A New Look

What do musicians do on stage? In small ensembles the audience is expected to savor the music as it is being heard. Unlike recording, the music “appears” without artifice and this is a wonderful thing. The audience is also enjoying the way the music is produced—bows sliding across strings and sticks and hands hitting drums and cymbals. And then the audience is also seeing how the musicians interact with each other as they signal with nodding heads and raised instruments and pointed bows. They see some musicians showing their own enjoyment and even rapturous joy as they play a passage of music. For example, they see a guitarist bending over backwards while playing a powerful high note or a saxophonist moving to the music or a pianist shaking his/her head in time to the music. Those body movements have long held my interest and that’s what I’m writing about next.

Some famous musicians move a lot and others don’t. With the ones who move, the body movements seem to be an integral part of the musical passage being executed. Lesser talents look like they’re faking it with all their contortions and brimming-over hip looks.

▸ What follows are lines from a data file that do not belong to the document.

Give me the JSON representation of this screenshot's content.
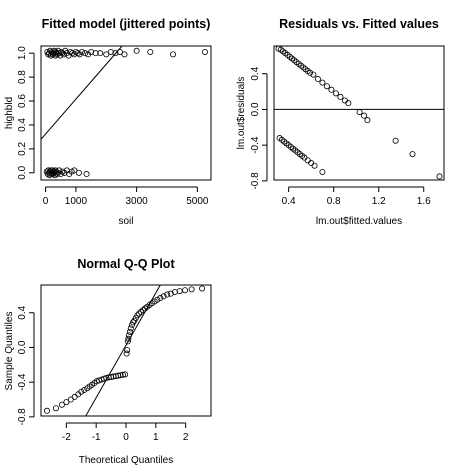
{
  "charts": [
    {
      "type": "scatter",
      "title": "Fitted model (jittered points)",
      "xlabel": "soil",
      "ylabel": "highbld",
      "xlim": [
        -150,
        5450
      ],
      "ylim": [
        -0.06,
        1.06
      ],
      "xticks": [
        0,
        1000,
        3000,
        5000
      ],
      "xtick_labels": [
        "0",
        "1000",
        "3000",
        "5000"
      ],
      "yticks": [
        0.0,
        0.2,
        0.4,
        0.6,
        0.8,
        1.0
      ],
      "ytick_labels": [
        "0.0",
        "0.2",
        "0.4",
        "0.6",
        "0.8",
        "1.0"
      ],
      "line": {
        "x": [
          -150,
          2520
        ],
        "y": [
          0.28,
          1.06
        ]
      },
      "points": [
        [
          60,
          1.01
        ],
        [
          90,
          0.99
        ],
        [
          120,
          1.0
        ],
        [
          150,
          1.02
        ],
        [
          180,
          0.98
        ],
        [
          210,
          1.01
        ],
        [
          240,
          0.99
        ],
        [
          260,
          1.0
        ],
        [
          290,
          1.02
        ],
        [
          320,
          0.98
        ],
        [
          340,
          1.01
        ],
        [
          360,
          1.0
        ],
        [
          390,
          0.99
        ],
        [
          420,
          1.02
        ],
        [
          450,
          1.0
        ],
        [
          480,
          0.98
        ],
        [
          520,
          1.01
        ],
        [
          560,
          1.0
        ],
        [
          600,
          0.99
        ],
        [
          650,
          1.02
        ],
        [
          700,
          1.0
        ],
        [
          760,
          0.98
        ],
        [
          820,
          1.01
        ],
        [
          880,
          1.0
        ],
        [
          940,
          0.99
        ],
        [
          1000,
          1.01
        ],
        [
          1060,
          1.0
        ],
        [
          1120,
          0.99
        ],
        [
          1200,
          1.01
        ],
        [
          1300,
          1.0
        ],
        [
          1400,
          0.99
        ],
        [
          1500,
          1.01
        ],
        [
          1650,
          1.0
        ],
        [
          1800,
          1.0
        ],
        [
          2000,
          0.99
        ],
        [
          2150,
          1.01
        ],
        [
          2300,
          1.0
        ],
        [
          2450,
          1.01
        ],
        [
          2600,
          0.99
        ],
        [
          3000,
          1.02
        ],
        [
          3450,
          1.01
        ],
        [
          4200,
          0.99
        ],
        [
          5250,
          1.01
        ],
        [
          40,
          0.01
        ],
        [
          70,
          -0.01
        ],
        [
          90,
          0.02
        ],
        [
          110,
          0.0
        ],
        [
          130,
          -0.02
        ],
        [
          150,
          0.01
        ],
        [
          170,
          0.02
        ],
        [
          190,
          -0.01
        ],
        [
          210,
          0.0
        ],
        [
          230,
          0.02
        ],
        [
          250,
          -0.01
        ],
        [
          270,
          0.01
        ],
        [
          290,
          0.0
        ],
        [
          310,
          -0.02
        ],
        [
          330,
          0.02
        ],
        [
          350,
          0.01
        ],
        [
          380,
          -0.01
        ],
        [
          410,
          0.0
        ],
        [
          450,
          0.02
        ],
        [
          500,
          -0.01
        ],
        [
          560,
          0.01
        ],
        [
          620,
          0.0
        ],
        [
          700,
          0.02
        ],
        [
          780,
          -0.01
        ],
        [
          860,
          0.01
        ],
        [
          950,
          0.02
        ],
        [
          1100,
          0.0
        ],
        [
          1350,
          -0.01
        ]
      ]
    },
    {
      "type": "scatter",
      "title": "Residuals vs. Fitted values",
      "xlabel": "lm.out$fitted.values",
      "ylabel": "lm.out$residuals",
      "xlim": [
        0.27,
        1.78
      ],
      "ylim": [
        -0.79,
        0.71
      ],
      "xticks": [
        0.4,
        0.8,
        1.2,
        1.6
      ],
      "xtick_labels": [
        "0.4",
        "0.8",
        "1.2",
        "1.6"
      ],
      "yticks": [
        -0.8,
        -0.4,
        0.0,
        0.4
      ],
      "ytick_labels": [
        "-0.8",
        "-0.4",
        "0.0",
        "0.4"
      ],
      "hline": 0,
      "points": [
        [
          0.31,
          0.68
        ],
        [
          0.33,
          0.67
        ],
        [
          0.35,
          0.65
        ],
        [
          0.37,
          0.63
        ],
        [
          0.39,
          0.61
        ],
        [
          0.41,
          0.59
        ],
        [
          0.43,
          0.57
        ],
        [
          0.45,
          0.55
        ],
        [
          0.47,
          0.53
        ],
        [
          0.49,
          0.51
        ],
        [
          0.51,
          0.49
        ],
        [
          0.53,
          0.47
        ],
        [
          0.55,
          0.45
        ],
        [
          0.57,
          0.43
        ],
        [
          0.59,
          0.41
        ],
        [
          0.62,
          0.39
        ],
        [
          0.66,
          0.34
        ],
        [
          0.7,
          0.3
        ],
        [
          0.74,
          0.26
        ],
        [
          0.78,
          0.22
        ],
        [
          0.82,
          0.18
        ],
        [
          0.86,
          0.14
        ],
        [
          0.9,
          0.1
        ],
        [
          0.93,
          0.07
        ],
        [
          1.03,
          -0.03
        ],
        [
          1.07,
          -0.07
        ],
        [
          1.1,
          -0.12
        ],
        [
          1.35,
          -0.35
        ],
        [
          1.5,
          -0.5
        ],
        [
          1.74,
          -0.75
        ],
        [
          0.32,
          -0.32
        ],
        [
          0.34,
          -0.34
        ],
        [
          0.36,
          -0.36
        ],
        [
          0.38,
          -0.38
        ],
        [
          0.4,
          -0.4
        ],
        [
          0.42,
          -0.42
        ],
        [
          0.44,
          -0.44
        ],
        [
          0.46,
          -0.46
        ],
        [
          0.48,
          -0.48
        ],
        [
          0.5,
          -0.5
        ],
        [
          0.52,
          -0.52
        ],
        [
          0.54,
          -0.54
        ],
        [
          0.57,
          -0.57
        ],
        [
          0.6,
          -0.6
        ],
        [
          0.63,
          -0.63
        ],
        [
          0.7,
          -0.7
        ]
      ]
    },
    {
      "type": "scatter",
      "title": "Normal Q-Q Plot",
      "xlabel": "Theoretical Quantiles",
      "ylabel": "Sample Quantiles",
      "xlim": [
        -2.85,
        2.85
      ],
      "ylim": [
        -0.79,
        0.72
      ],
      "xticks": [
        -2,
        -1,
        0,
        1,
        2
      ],
      "xtick_labels": [
        "-2",
        "-1",
        "0",
        "1",
        "2"
      ],
      "yticks": [
        -0.8,
        -0.4,
        0.0,
        0.4
      ],
      "ytick_labels": [
        "-0.8",
        "-0.4",
        "0.0",
        "0.4"
      ],
      "line": {
        "x": [
          -1.35,
          1.15
        ],
        "y": [
          -0.79,
          0.72
        ]
      },
      "points": [
        [
          -2.65,
          -0.73
        ],
        [
          -2.35,
          -0.7
        ],
        [
          -2.15,
          -0.66
        ],
        [
          -2.0,
          -0.63
        ],
        [
          -1.85,
          -0.6
        ],
        [
          -1.72,
          -0.57
        ],
        [
          -1.6,
          -0.54
        ],
        [
          -1.5,
          -0.51
        ],
        [
          -1.4,
          -0.49
        ],
        [
          -1.3,
          -0.47
        ],
        [
          -1.22,
          -0.45
        ],
        [
          -1.14,
          -0.43
        ],
        [
          -1.06,
          -0.41
        ],
        [
          -0.98,
          -0.39
        ],
        [
          -0.9,
          -0.38
        ],
        [
          -0.82,
          -0.37
        ],
        [
          -0.74,
          -0.36
        ],
        [
          -0.66,
          -0.35
        ],
        [
          -0.58,
          -0.345
        ],
        [
          -0.5,
          -0.34
        ],
        [
          -0.42,
          -0.335
        ],
        [
          -0.34,
          -0.33
        ],
        [
          -0.26,
          -0.325
        ],
        [
          -0.18,
          -0.32
        ],
        [
          -0.1,
          -0.315
        ],
        [
          -0.03,
          -0.31
        ],
        [
          0.02,
          -0.07
        ],
        [
          0.04,
          -0.03
        ],
        [
          0.06,
          0.07
        ],
        [
          0.08,
          0.1
        ],
        [
          0.1,
          0.14
        ],
        [
          0.13,
          0.18
        ],
        [
          0.16,
          0.22
        ],
        [
          0.2,
          0.26
        ],
        [
          0.24,
          0.29
        ],
        [
          0.28,
          0.31
        ],
        [
          0.33,
          0.34
        ],
        [
          0.38,
          0.37
        ],
        [
          0.44,
          0.39
        ],
        [
          0.5,
          0.41
        ],
        [
          0.57,
          0.43
        ],
        [
          0.64,
          0.45
        ],
        [
          0.71,
          0.47
        ],
        [
          0.79,
          0.49
        ],
        [
          0.87,
          0.51
        ],
        [
          0.96,
          0.53
        ],
        [
          1.05,
          0.55
        ],
        [
          1.15,
          0.57
        ],
        [
          1.26,
          0.59
        ],
        [
          1.38,
          0.61
        ],
        [
          1.5,
          0.62
        ],
        [
          1.64,
          0.64
        ],
        [
          1.8,
          0.65
        ],
        [
          1.98,
          0.66
        ],
        [
          2.2,
          0.67
        ],
        [
          2.55,
          0.68
        ]
      ]
    }
  ]
}
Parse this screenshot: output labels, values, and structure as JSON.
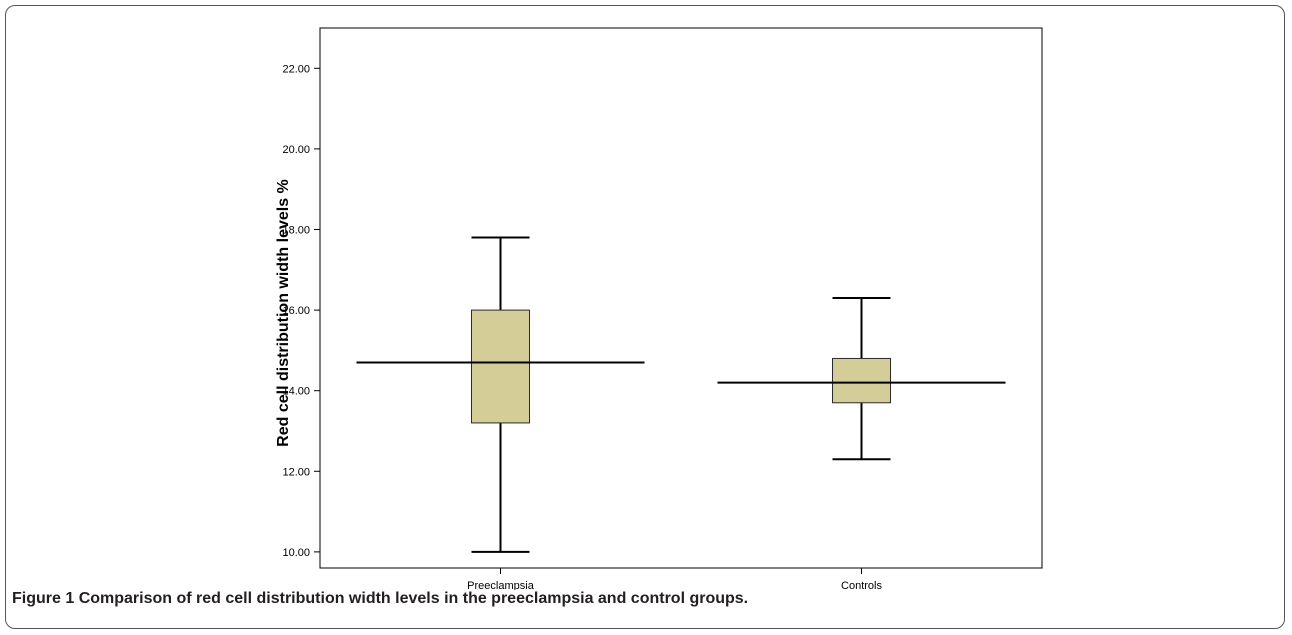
{
  "caption": {
    "label": "Figure 1",
    "text": "Comparison of red cell distribution width levels in the preeclampsia and control groups."
  },
  "colors": {
    "box_fill": "#d4cd98",
    "box_stroke": "#2b2b2b",
    "line": "#000000"
  },
  "chart_data": {
    "type": "boxplot",
    "title": "",
    "xlabel": "",
    "ylabel": "Red cell distribution width levels %",
    "ylim": [
      9.6,
      23.0
    ],
    "yticks": [
      "10.00",
      "12.00",
      "14.00",
      "16.00",
      "18.00",
      "20.00",
      "22.00"
    ],
    "categories": [
      "Preeclampsia",
      "Controls"
    ],
    "boxes": [
      {
        "category": "Preeclampsia",
        "min": 10.0,
        "q1": 13.2,
        "median": 14.7,
        "q3": 16.0,
        "max": 17.8
      },
      {
        "category": "Controls",
        "min": 12.3,
        "q1": 13.7,
        "median": 14.2,
        "q3": 14.8,
        "max": 16.3
      }
    ],
    "grid": false,
    "legend": "none"
  }
}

Several decades ago a dancer told me that my group presented little to look at. Here we were, four musicians with our heads in the sheet music playing our saxophones. As with several other wind instruments the mouthpiece freezes facial muscles and hand movements are likewise kept at a minimum. We can hardly bounce around or bob our heads because we have to pay attention to my demanding parts. So there’s not much to look at.

For musical reasons, since 2023 I have been writing passages marked “unlimited repeats” for long improvised solos. I instruct the soloist to slide away from his/her position behind the music stand and move in front of the three other saxophonists. As the solo is tailing out, the soloist moves back to the reading position. When I started doing this I think some of the musicians were half-thinking that it’s just to win over the audience and nothing more. But engaging in a little movement really brings out the best in a soloist. And the audience loves it. And in contrast to the jive physicality of many jazz performers it’s real and has a purpose.